The Orsay’s collection includes a diverse collection of paintings from the Pont-Aven school to pointillist paintings. As you enter into the exhibit, Carmencita by John Singer Sargent is center stage. Obviously, the painting was placed there to show the shifting of painting styles. In the late 19th century the painting world was suddenly confronted with impressionism. Much is made today of the harsh reception that the Impressionists received at the hand of the Academy. That did happen. But not for very long. Many of the Impressionists became very successful.
The Post-Impressionist’s exhibition celebrates the many "isms" that followed.

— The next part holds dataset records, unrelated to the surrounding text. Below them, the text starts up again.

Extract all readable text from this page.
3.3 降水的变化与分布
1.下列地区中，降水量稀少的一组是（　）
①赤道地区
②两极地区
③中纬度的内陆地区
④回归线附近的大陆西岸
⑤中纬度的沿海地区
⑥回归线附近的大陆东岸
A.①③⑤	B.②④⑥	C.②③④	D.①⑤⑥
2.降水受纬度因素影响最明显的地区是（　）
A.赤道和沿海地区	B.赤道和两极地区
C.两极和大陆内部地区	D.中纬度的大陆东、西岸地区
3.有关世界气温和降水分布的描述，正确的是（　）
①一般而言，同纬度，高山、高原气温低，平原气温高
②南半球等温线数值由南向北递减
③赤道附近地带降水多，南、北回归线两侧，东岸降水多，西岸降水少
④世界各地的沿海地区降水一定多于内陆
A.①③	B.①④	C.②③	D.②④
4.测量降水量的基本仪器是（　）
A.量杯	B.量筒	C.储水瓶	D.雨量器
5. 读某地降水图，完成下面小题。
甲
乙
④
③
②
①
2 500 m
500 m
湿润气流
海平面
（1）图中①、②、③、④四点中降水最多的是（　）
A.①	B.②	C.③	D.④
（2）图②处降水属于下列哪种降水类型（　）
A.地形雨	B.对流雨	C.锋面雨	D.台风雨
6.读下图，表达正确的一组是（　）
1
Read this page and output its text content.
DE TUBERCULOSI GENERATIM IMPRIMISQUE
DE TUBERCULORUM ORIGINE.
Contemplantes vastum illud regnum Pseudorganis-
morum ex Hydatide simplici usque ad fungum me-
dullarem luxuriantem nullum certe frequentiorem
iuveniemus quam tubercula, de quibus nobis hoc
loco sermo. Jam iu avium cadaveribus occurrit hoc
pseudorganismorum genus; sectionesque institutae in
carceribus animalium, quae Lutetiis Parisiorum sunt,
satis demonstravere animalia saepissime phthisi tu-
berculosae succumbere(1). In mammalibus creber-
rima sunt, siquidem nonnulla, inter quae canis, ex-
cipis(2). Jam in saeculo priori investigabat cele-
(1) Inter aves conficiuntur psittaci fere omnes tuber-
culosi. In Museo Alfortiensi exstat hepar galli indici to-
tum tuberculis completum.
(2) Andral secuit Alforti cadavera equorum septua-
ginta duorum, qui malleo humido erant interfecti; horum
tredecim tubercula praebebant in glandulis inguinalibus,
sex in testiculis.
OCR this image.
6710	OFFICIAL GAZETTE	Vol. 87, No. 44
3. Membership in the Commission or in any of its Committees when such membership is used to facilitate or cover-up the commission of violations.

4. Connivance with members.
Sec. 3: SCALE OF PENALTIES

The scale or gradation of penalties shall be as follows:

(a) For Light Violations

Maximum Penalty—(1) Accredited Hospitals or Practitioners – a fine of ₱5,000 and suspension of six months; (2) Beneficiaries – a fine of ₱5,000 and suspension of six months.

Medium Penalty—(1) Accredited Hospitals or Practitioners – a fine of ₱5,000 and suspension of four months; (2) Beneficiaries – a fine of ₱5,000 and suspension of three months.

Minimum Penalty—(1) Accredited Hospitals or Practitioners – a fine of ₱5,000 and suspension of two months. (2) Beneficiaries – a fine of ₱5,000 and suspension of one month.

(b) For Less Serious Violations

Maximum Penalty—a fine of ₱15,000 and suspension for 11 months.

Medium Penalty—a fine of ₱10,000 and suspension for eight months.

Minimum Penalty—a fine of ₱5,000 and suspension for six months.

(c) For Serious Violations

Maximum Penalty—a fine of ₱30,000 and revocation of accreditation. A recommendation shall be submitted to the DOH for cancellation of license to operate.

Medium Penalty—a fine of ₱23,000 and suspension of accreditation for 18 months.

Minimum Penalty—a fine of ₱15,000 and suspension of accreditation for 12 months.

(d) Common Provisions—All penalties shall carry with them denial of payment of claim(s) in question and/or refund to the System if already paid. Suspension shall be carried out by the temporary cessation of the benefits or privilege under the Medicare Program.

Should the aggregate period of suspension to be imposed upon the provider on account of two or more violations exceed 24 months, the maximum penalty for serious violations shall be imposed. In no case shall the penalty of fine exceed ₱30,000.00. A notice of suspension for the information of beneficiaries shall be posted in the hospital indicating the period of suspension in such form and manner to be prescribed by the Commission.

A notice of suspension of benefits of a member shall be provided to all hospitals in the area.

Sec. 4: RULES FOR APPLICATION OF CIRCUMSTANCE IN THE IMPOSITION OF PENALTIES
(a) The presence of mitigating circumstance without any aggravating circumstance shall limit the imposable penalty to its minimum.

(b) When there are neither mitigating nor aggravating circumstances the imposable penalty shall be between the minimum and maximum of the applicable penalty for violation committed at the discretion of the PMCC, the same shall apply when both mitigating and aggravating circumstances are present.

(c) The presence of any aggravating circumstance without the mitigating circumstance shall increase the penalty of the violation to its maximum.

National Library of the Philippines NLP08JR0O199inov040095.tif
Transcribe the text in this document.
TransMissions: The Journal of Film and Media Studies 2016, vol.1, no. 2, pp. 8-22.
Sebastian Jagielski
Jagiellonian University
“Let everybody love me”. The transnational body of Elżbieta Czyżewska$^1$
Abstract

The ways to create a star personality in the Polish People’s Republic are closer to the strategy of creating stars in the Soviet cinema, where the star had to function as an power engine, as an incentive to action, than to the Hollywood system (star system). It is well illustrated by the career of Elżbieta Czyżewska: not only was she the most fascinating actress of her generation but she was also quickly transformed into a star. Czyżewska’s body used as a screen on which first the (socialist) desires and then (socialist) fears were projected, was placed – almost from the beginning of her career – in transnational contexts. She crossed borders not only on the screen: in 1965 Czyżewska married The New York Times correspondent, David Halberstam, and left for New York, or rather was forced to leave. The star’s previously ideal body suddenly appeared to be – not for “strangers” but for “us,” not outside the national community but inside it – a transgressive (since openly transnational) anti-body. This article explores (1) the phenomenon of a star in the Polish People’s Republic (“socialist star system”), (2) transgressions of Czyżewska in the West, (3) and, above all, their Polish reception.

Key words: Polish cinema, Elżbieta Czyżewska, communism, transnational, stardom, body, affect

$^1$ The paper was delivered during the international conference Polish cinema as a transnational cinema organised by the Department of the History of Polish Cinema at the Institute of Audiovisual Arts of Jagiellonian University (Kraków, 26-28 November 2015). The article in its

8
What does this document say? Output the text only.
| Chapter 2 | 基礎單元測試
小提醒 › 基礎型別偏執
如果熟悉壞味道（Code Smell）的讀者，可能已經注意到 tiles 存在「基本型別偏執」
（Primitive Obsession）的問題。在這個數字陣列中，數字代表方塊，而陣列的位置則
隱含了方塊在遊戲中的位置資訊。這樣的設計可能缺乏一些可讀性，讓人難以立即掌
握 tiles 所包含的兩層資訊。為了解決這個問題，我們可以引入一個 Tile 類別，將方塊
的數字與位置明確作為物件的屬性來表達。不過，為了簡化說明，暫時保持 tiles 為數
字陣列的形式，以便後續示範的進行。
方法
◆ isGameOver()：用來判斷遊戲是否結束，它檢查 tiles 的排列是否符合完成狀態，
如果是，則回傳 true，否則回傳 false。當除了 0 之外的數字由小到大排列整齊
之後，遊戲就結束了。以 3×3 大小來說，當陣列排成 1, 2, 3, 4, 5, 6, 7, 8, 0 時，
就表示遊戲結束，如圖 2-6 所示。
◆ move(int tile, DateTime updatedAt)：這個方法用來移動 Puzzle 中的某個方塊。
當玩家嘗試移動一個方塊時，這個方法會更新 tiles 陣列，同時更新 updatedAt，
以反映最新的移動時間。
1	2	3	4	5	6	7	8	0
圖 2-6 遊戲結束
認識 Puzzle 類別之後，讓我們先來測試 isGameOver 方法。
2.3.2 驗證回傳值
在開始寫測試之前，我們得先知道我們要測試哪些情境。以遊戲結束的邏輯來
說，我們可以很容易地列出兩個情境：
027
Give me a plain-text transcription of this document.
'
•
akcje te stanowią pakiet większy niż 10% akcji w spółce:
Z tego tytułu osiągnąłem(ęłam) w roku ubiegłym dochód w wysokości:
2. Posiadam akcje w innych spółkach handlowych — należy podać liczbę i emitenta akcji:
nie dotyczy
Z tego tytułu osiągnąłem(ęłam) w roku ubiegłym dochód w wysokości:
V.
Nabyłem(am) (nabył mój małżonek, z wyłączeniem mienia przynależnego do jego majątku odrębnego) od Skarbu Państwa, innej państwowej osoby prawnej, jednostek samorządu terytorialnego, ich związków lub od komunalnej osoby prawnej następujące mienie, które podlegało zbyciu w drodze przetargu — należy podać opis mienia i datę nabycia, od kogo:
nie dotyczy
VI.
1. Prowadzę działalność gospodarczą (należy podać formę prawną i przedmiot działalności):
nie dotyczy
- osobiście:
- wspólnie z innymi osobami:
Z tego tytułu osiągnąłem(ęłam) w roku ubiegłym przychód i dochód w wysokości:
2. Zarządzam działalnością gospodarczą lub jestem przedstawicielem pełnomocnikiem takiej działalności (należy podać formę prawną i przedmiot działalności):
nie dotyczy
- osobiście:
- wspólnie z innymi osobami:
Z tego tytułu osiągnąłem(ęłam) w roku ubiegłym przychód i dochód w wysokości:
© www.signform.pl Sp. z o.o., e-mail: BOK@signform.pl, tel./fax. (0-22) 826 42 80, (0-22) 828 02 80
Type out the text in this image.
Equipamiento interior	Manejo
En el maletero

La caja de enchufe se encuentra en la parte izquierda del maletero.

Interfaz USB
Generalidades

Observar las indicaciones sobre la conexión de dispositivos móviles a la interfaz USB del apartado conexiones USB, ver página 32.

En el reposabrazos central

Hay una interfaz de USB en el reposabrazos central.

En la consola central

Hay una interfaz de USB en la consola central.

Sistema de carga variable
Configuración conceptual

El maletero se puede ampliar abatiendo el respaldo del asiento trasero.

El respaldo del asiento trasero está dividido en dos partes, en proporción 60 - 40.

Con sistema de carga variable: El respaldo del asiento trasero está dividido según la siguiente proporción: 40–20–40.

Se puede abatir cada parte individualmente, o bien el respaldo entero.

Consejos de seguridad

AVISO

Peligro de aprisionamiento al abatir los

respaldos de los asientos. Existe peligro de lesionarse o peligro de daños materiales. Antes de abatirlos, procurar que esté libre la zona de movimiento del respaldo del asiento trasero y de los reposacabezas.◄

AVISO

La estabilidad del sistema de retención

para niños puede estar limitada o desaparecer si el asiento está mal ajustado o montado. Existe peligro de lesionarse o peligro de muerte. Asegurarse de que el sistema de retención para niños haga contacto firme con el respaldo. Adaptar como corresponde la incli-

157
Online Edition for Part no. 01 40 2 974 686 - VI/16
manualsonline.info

I have gone back four times for one reason, to visit ¡Carmencita! - John Singer Sargent synthesized some of the lessons of the impressionists while still retaining his foundational academic training. You wouldn't call Sargent an Impressionist or Post-Impressionist, but he did paint alongside Claude Monet who he admired, and he was influenced by the great "eye"of Giverny who had a few landscape paintings hanging along side Carmencita.


Sargent finagled a live Carmencita performance at William Merritt Chase’s New York 10th Street Atelier, and Chase and Sargent both produced an 1890 portrait of Carmencita. Energetically petite, she wears a coppery-gold costume. Sargent had met Carmencita in Paris before her American debut and when he persuaded her to dance at Chase’s Atelier in 1890, he included his patron Mrs. Elizabeth Gardner among the select and fascinated audience.


Sargent smoothed down Carmencita’s then-fashionably “frizzled” hair to suit his own preference and minimized her heavy make-up. The results were Carmencita in a more formal pose. Aside from being immortalized on canvas, Carmencita and her dancing were captured on film in 1894—in fact, Carmencita is said to be the first woman to ever be filmed, this auspicious event taking place at Thomas Edison’s studios using the Edison-developed motion picture camera.